Die Kolumne von Sky Experte Stefan Kretzschmar zur EHF EURO 2020

Kretzschmar: Der berühmte Knoten wird beim DHB-Team platzen

Stefan Kretzschmar analysiert in seiner Kolumne die spannendsten Themen aus der Welt des Handballs.
Image: Stefan Kretzschmar analysiert in seiner Kolumne die spannendsten Themen aus der Welt des Handballs.  © Sky

Sky Experte Stefan Kretzschmar analysiert in seiner Kolumne regelmäßig die wichtigsten Themen aus der Welt des Handballs. Diesmal sucht er nach Antworten für die schwankende Vorrunden-Leistung der deutschen Nationalmannschaft. Außerdem nimmt er den stark kritisierten Bundestrainer Prokop in Schutz.
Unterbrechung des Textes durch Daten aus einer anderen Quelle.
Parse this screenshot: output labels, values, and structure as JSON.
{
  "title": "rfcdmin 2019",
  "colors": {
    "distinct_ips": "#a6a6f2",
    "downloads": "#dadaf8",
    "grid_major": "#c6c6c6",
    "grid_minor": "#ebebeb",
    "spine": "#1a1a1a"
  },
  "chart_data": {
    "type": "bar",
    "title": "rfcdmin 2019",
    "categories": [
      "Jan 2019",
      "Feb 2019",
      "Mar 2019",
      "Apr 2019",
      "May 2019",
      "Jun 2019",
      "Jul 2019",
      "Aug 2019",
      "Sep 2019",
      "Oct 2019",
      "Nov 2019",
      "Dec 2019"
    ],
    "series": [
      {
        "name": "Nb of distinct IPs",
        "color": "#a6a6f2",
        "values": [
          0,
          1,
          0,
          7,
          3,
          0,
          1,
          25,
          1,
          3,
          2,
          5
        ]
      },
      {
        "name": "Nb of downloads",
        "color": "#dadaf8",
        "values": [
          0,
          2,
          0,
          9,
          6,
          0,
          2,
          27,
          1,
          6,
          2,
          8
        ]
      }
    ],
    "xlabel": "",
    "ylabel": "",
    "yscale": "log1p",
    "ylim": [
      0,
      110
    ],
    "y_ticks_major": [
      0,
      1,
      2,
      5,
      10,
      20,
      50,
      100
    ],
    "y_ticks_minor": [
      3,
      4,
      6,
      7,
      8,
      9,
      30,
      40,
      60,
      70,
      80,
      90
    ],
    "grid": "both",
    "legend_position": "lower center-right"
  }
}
Das Positive vorweg: Handball ist ein Ergebnissport, wir haben zwei Spiele gewonnen und stehen in der Hauptrunde - das ist erst einmal das Vorrunden-Fazit generell. Die deutsche Nationalmannschaft hat ein vorzeitiges Ausscheiden verhindert, indem man Lettland und Niederlande - zwei Nationen die man schlagen musste - auch geschlagen hat.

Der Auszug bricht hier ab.